Early life and education
With a family background from Iraq, Mohammad was born in Manchester, England in 1986. His family migrated to Norway in 1989, and Mohammad settled with his family in Larvik. In September 2006, he legally changed his name to "Giovanni", an Italian name which means "God is gracious". For unknown reasons, he reverted to his original name in January 2007. Mohammad started studying Islamic Sharia law at the Islamic University of Madinah in Saudi-Arabia in September 2009. In March 2010, he was expelled from the university for being considered "politically active." Mohammad however appealed the verdict, and was allowed to continue studying at the university.
Upon Mohammad's arrival in Medina on 8 September 2011, he was arrested by Saudi authorities. According to Saudi police, his arrest came as a result of "information" from Norwegian authorities, although it was not clear what his charges were. He returned to Norway on 12 September 2011.
"Profetens Ummah" and later life
Muhammad cartoon demonstration
Mohammad became noted in the Norwegian public after holding a speech during a demonstration in Oslo, against the newspaper Dagbladet after it had printed a cartoon depicting Muhammad as a pig writing the Quran. Dagbladet printed the cartoon on 3 February 2010 to illustrate a link on the Norwegian Police Security Service's Facebook page.
In his speech Mohammad proclaimed: "When will the Norwegian government and their media understand the serious matter of this? Perhaps not before it's too late. Perhaps not before we get an 11 September on Norwegian soil. This is not a threat, but a warning." His speech was condemned by the Islamic Council Norway, and reportedly by "a wide aspect" of the Norwegian Muslim community.
The Syrian civil war
Mohammad traveled to Syria in 2012, to participate in the Syrian civil war. Although it did not become known publicly until October that year, when he posted a series of photographs on-line, with himself posing alongside armed jihadists. One month later, he posted a video on the YouTube-website, where he, armed with automatic weapons warned Norwegian authorities against "spreading lies". Authorities speculated that he was a part of at least 30 Norwegian Islamists volunteering in the war. Upon returning to Norway sometime during the winter of 2012, he continued being active in raising funds for the Islamist rebels, alongside members of Profetens Ummah.
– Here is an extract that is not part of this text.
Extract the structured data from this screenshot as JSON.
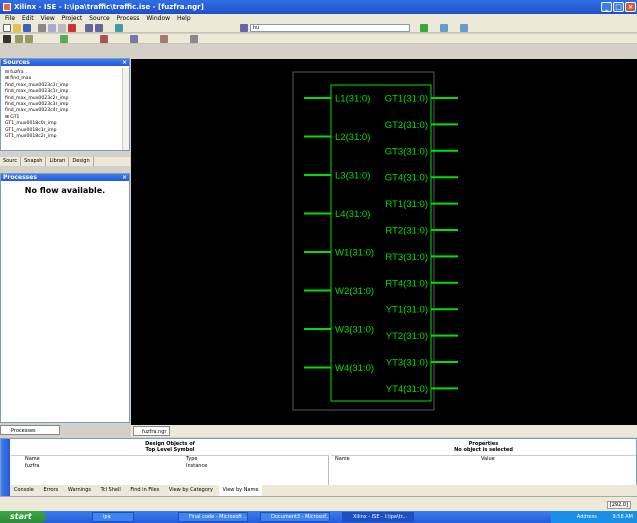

Mohammad responded to a question from the newspaper Klassekampen on 16 February 2009 about the stoning of a person in Somalia with: "As far as I know the person was homosexual, that was the punishment he deserved." The remarks caused furore, and the Norwegian National Association for Lesbian and Gay Liberation called it "probably the most extreme we have heard in this country for many years" and filed a formal complaint with the police, requesting that they investigate the incident.
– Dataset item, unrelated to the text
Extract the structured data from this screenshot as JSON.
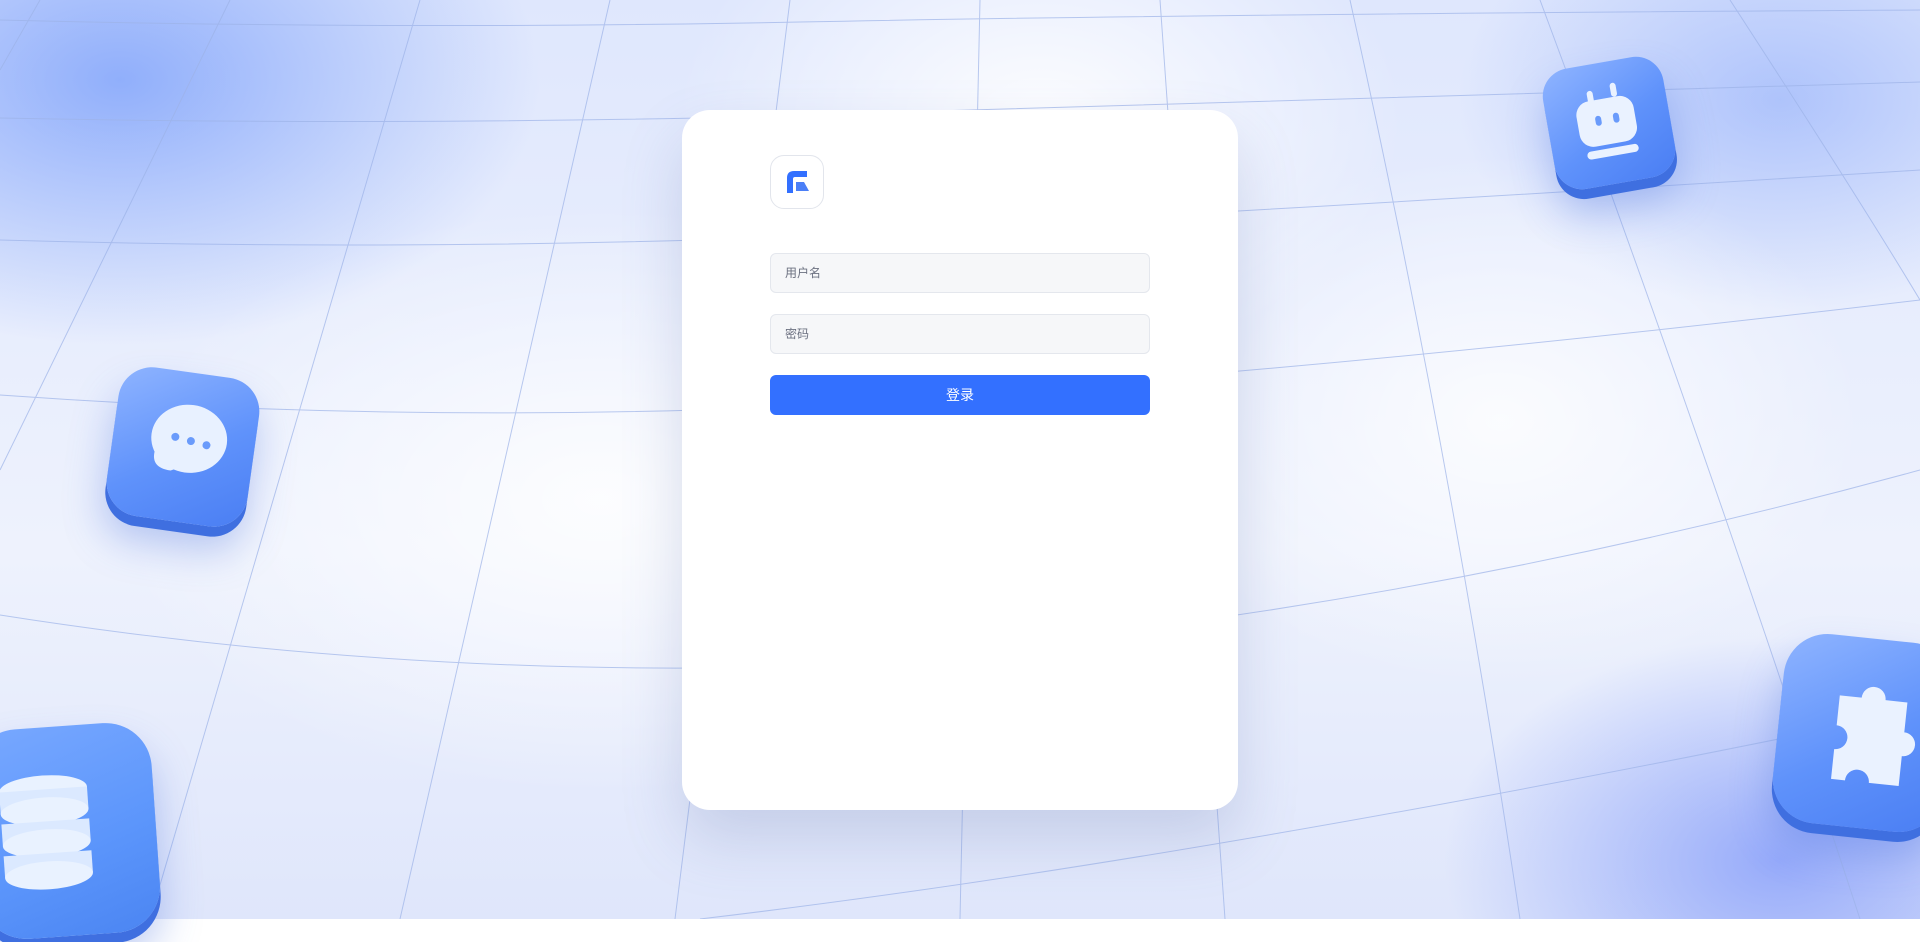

On 5 November 2009, Mohammad stated on Facebook that infidels should be decapitated, and he also honored Osama Bin Laden and other notable Islamists. After the death of four Norwegian soldiers in Afghanistan, Mohyeldeen posted a message on his Facebook saying: "Allahu Akbar! Norwegian terrorists killed in Afghanistan! Alhamdulillah, praised be Allah, this will be celebrated!".
On 10 September 2011, Klassekampen reported that Mohammad had published a video on YouTube, in which he fires an air rifle and shouts "Allahu Akbar!". The video was titled "Jihad Norge" (Jihad Norway).
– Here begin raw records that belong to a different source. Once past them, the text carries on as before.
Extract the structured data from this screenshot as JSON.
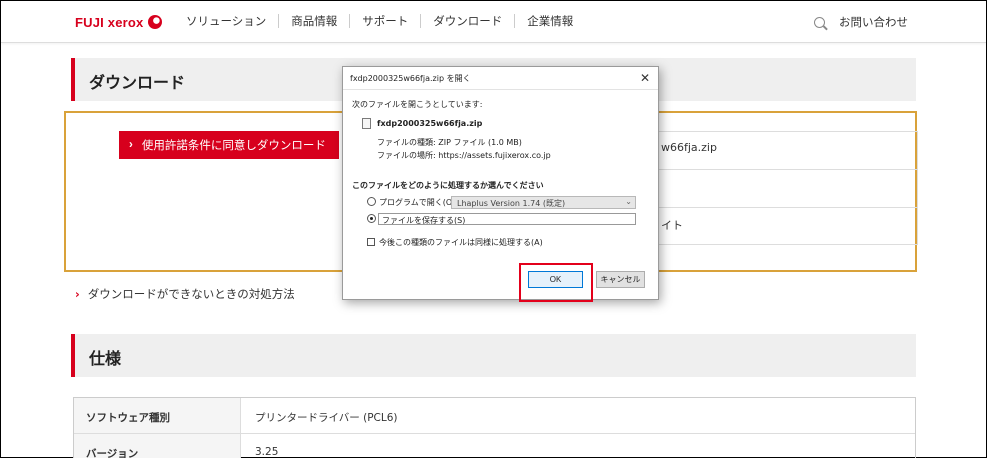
{
  "header": {
    "logo_text": "FUJI xerox",
    "nav": [
      "ソリューション",
      "商品情報",
      "サポート",
      "ダウンロード",
      "企業情報"
    ],
    "contact_label": "お問い合わせ"
  },
  "download_section": {
    "title": "ダウンロード",
    "agree_button": "使用許諾条件に同意しダウンロード",
    "file_rows": [
      "w66fja.zip",
      "",
      "イト"
    ],
    "help_link": "ダウンロードができないときの対処方法"
  },
  "spec_section": {
    "title": "仕様",
    "rows": [
      {
        "key": "ソフトウェア種別",
        "value": "プリンタードライバー (PCL6)"
      },
      {
        "key": "バージョン",
        "value": "3.25"
      }
    ]
  },
  "dialog": {
    "title": "fxdp2000325w66fja.zip を開く",
    "intro": "次のファイルを開こうとしています:",
    "filename": "fxdp2000325w66fja.zip",
    "file_type": "ファイルの種類: ZIP ファイル (1.0 MB)",
    "file_source": "ファイルの場所: https://assets.fujixerox.co.jp",
    "question": "このファイルをどのように処理するか選んでください",
    "open_with_label": "プログラムで開く(O):",
    "open_with_program": "Lhaplus Version 1.74 (既定)",
    "save_label": "ファイルを保存する(S)",
    "remember_label": "今後この種類のファイルは同様に処理する(A)",
    "ok": "OK",
    "cancel": "キャンセル",
    "selected_option": "save",
    "remember_checked": false
  },
  "colors": {
    "brand_red": "#d7001d",
    "box_border": "#d9a23a",
    "highlight": "#e3001b"
  }
}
On 17 February 2010, Mohammad was arrested and briefly detained by police in connection with alleged threats against journalists from the daily Dagbladet. He was questioned and formally charged before being released.
Approximately 18 months after being deported from Saudi-Arabia, he travelled to Tunisia, and was arrested by Tunisian security police at the airport in the capital Tunis, and after a three-hour interrogation, he was again deported.
Mohammad was arrested by the Norwegian Police Security Service (PST) on 1 February 2012. The background was a hate video published on YouTube, in connection with an Islamist demonstration outside the Norwegian Parliament two weeks earlier, in which Mohammad participated together with Arfan Qadeer Bhatti. Mohammad and another 21-year old Islamist were released on 3 February, although they were still under investigation.
He was again arrested by heavily armed security police in May 2013, on suspicion of carrying a gun. He was later fined and released after signing a written promise to stay away from the capital Oslo during the Norwegian Constitution Day celebrations. After failing to pay the fine of NOK 12.000, the case subsequently went to court.